Introduction: Making Reproduction Vintage Tin and Timber Signs
This instructable is all about printing onto surfaces other than paper. It could be plywood, metal, timber, or a painted surface. The results aren't as crisp as you would get on paper but is perfect if you want something that looks like it has a bit of age to it.
The process is fairly simple but does take a little practice too get the feel of it, so don't be to disappointed if your first attempt is not as good as you hoped. After 2 or 3 attempts I'm now quite good at the the process, and it is ideal for making reproduction vintage tin and timber signs, or printing graphics onto wooden boxes or other objects you want to look aged.
Step 1: Stuff You Will Need
- A surface, plywood is good to start with
- computer with an image you would like to print
- laser printer, I haven't tried it with other types of printer but I'm pretty sure it will still work.
- water proof PVA glue
- clear coat lacquer in a spray can
- 24 hours
- A solvent to clean off the oil or grease
- wet and dry sand paper
- good quality white spray paint
Step 2: Print Off You Image on Paper
No we are not going to shove plywood through your Dads new laser printer, sorry to disappoint. first thing is to select something you would like to make into a sign or art work. Google images is a great place too look, find an image that is fairly large, if it doesn't print well on paper putting it on timber isn't going to improve it any.
Also the web site http://graphicsfairy.blogspot.com.au/ has some cool vintage graphics.
Once you have your image you need to mirror the image and if the colours are a bit washed out adjust that as well. In the process of transferring the image to timber the colours will washout and darken a little so try and get the image fresh looking. When transferring the image to a painted surface or tin this is not such a problem.
Most computers will have some sort of image viewer program to allow you to do flip and adjust the colours, I use the auto colour button on my ubuntu computer which work extremely well.
If you don't have anything like that there is a free photo editing program named Gimp you can download, which has more features than you will ever need.
Next print off your image to the size you require.

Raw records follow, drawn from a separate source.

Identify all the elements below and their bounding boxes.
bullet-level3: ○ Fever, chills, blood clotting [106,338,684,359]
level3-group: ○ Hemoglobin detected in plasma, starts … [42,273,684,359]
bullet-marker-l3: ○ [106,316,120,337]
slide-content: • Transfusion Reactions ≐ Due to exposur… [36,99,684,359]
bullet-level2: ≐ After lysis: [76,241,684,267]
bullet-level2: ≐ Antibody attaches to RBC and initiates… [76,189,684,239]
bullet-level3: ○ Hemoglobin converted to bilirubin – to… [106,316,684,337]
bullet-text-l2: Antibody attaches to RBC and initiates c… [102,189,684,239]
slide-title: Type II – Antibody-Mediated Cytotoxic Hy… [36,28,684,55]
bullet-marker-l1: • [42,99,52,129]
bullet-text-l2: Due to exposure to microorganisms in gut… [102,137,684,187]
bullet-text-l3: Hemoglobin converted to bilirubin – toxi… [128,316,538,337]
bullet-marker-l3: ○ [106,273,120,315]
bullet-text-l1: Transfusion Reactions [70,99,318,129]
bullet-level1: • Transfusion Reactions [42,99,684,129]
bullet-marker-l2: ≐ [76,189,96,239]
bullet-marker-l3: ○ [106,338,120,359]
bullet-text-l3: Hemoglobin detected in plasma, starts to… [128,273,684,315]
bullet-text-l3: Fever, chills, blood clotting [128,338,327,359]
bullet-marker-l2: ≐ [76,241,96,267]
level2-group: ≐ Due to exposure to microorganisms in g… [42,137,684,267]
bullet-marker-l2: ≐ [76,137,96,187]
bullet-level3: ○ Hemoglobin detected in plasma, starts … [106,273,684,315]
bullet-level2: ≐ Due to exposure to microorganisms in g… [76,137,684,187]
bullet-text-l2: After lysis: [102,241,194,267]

Step 3: This Can Get Messy
This step and the next is where a bit of practice comes in. If you are transferring you image to a porous surface like plywood or timber, you need to put the glue onto the picture side of the paper. It needs to have a and even coat without any missed spots, and more glue than you think you need to glue it down, but not so much that the paper has liquid glue trapped under it. It may take a couple of goes to a feel for this and get this step right.
Next pace the paper on the plywood and rub the paper to get the glue thoroughly stuck to the plywood. It may help to use a roller or a roll of tape as a roller, if you have too much glue it can be rolled and squeezed out the side of the print. The main thing to remember is that every part of the paper must be thoroughly stuck down.
Once that is done the best thing to do is wait 24 hours for the glue to fully dry.
Step 4: Tin Signs
The process for making a tin sign or transferring on to metal is very similar, but there is a couple of small differences. Obviously you need to cut and drill you sign to the right size and remove the sharp corners, But you also need to give you sign a light sand with 600 grit wet and dry and give a though clean before painting with a good quality white spray paint.
After waiting for the paint to dry which is probably 24 hours, you need to give the sign another sand with 600 wet and dry and thoroughly clean the sign as this will give the glue something to adhere to.
Now this part is different because your dealing with a non porous surface you don't need quite as much glue and this time coat the sign in glue rather than the paper.
You then stick the paper on and the rest of the process is the same for both materials.
Step 5: Removing the Paper
After waiting for the glue to dry, the paper is removed by wetting your fingers and rubbing the paper off. This requires a little practice as if you rub too hard you will remove the image as well, or if you get everything too wet, the image can also be damaged.
It not too difficult and it the image doesn't have to be perfect as it will look aged anyway. Try and get most of the paper off, once the image looks pretty good wet this is what it will look like when finished. Leave the sign in the sun to dry the image will turn hazy this is normal.
If you think you can get more of the paper of wet again and have another go, but a bit haze on the image will disappear in the next step.
Step 6: Magic Clear Coat
Once your sign is thoroughly dried out it will look hazy. But the clear coat will fix this like magic, it unbelievable how well this works, just spray on a fairly heavy coat of clear and your done. Now you can stick it on your wall or put it in a frame.
You can also use this process to put logos or pictures on projects and give a boring old box a bit more appeal.
If you want to make the tin signs look really slick and glossy, after the clear coat has dried wet sand it with 600 grit clean and dry it and give it another couple of coats of clear.
Just a note on artist gel medium . Gel medium is normally use for this process I tried it on one sign and found it more difficult to use than glue as it drys very quickly and I had large parts of the image come off. Comparing the colours and image quality there was no real differences between the gel and the glue and the gel was $20 for a small 250ml tub. Overall I was quite disappointed with the gel.